Negotiation – Two women shot: Process start in Salzburg
The then 51-year-old from Salzburg drove at 10:30 p.m. to the family home where the 50-year-old lived. First, there is said to have been a verbal argument with the mother, who, like the brother of the 50-year-old, was apparently against the relationship between the two. The mother insulted him massively, also called him a house thief, and tried to box him out of the house. The accused said he pulled his gun. According to the indictment, he fired eleven shots at close range from his 7.65 mm Glock pistol, which he had legally owned.
Three shots hit the mother in the head and seven shots hit the daughter in the upper body. A shot misses. Prosecutor Elena Haslinger explained that the accused even reloaded the gun, but because the loading jammed, he was no longer able to fire any more shots.

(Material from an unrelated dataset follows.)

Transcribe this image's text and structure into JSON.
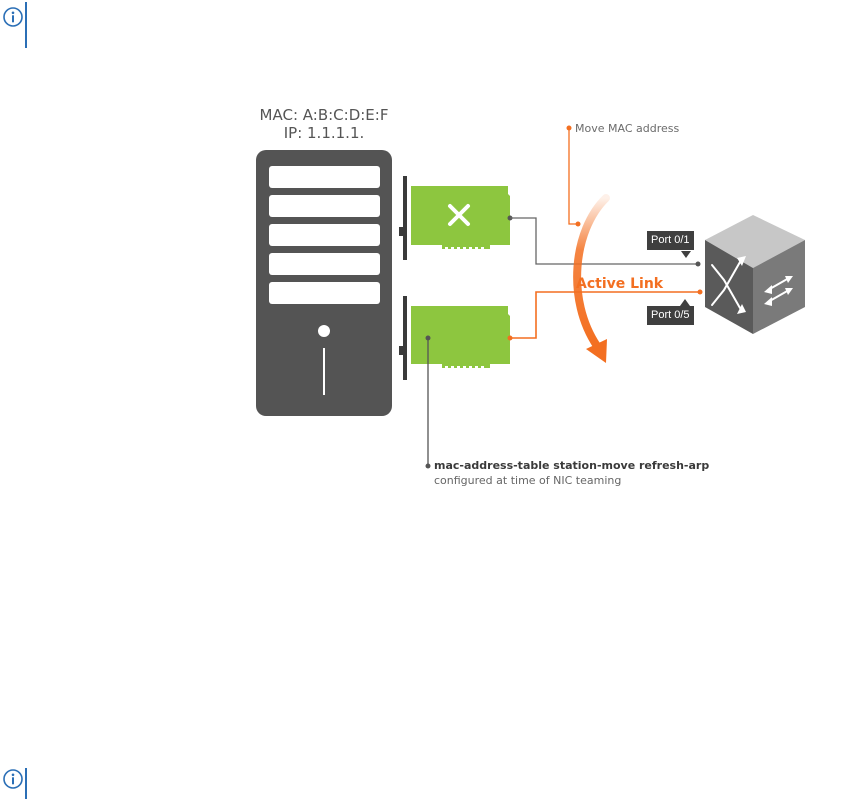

When the 50-year-old was already lying on the ground, the man shot her in the face.
The prosecutor spoke of an execution, a planned settlement and an “unprecedented crime”. The defendant drove to the house, heavily armed, got out of the car with a fully loaded firearm and two extra magazines, waited for her and finally fired the shots.
The two women who bled to death. Even before the police, the hitherto blameless Salzburger and father of two children found no explanation for the crime. He claimed to have “idolized” the 50-year-old. His defense attorney Andreas Schweitzer said “it was an emotional explosion that led to this insane act”. It was not a planned murder or execution, but “a kind of overkill”.
The defendant said that the defendant’s emotions had accumulated due to the conflict with the mother and brother of the 50-year-old. His client was repeatedly confronted with discrediting statements. “He was described as a social parasite, as a good-for-nothing” who was only after the fortune and the house of the 50-year-old with whom he had been in a relationship since November 2020. But since mother and brother were against it, the two finally only met in secret. The accused himself told the presiding judge Philipp Grosser about meetings in parking lots in front of shopping centers and supermarkets and also about nightly meetings in the house of the later victim. “She left the patio door open for me.”
In court, the accused apologized to the victim’s family for the crime. “I’m very sorry about the whole thing. Yes, I shot. I was totally beside myself in the situation, I felt beside my body.” The Salzburger then fled in his car. He was arrested on May 6 at 4:30 a.m. in Abersee am Wolfgangsee after confessing to an ex-partner on a cell phone, confronting the cobra and previously announcing suicide. Officers found two loaded firearms and 106 cartridges that he was legally in possession of. Because of the dangerousness and personality disorder of the man attested in court reports, which the public prosecutor’s office requested, admission to an institution for mentally abnormal but responsible offenders.
The prosecutor also addressed the conflicts between the brother of the killed 50-year-old, the mother and the accused at the trial. “The animosity has steadily increased.” The accused is also said to have stalked the woman. On the day of the bloody act, he sent her three emails that went unanswered. Then in the evening he waited until she returned to her own house from her mother’s house across the way. Before that, he drank five to six cans of beer at a nearby lake.
When he met his girlfriend again, “she was happy to see me. We hugged and kissed in the front building,” the accused told the judge. Suddenly the front door flew open and his mother came in, who verbally abused him. “I have no explanation as to why I shot my love,” Salzburg emphasized again.
The disputes with the family of the 50-year-old and the accused, who last worked as a security officer in Tyrol, including the mutual accusations are also on record. During a clarifying conversation about the trigger in front of the police, the woman is said to have said that she wanted to let the relationship with the Salzburger rest. Authorities provided that the man agreed and said he would stay away from the woman and her brother. All those involved in the conversation are said to have declared that they would refrain from (further) reporting.
The defense attorney, who is also a professional detective and president of the Austrian Detective Association, also noted that the brother should have tried to badmouth his client not only to his sister but also to other people.
The trial is scheduled to take place on Wednesday and Thursday.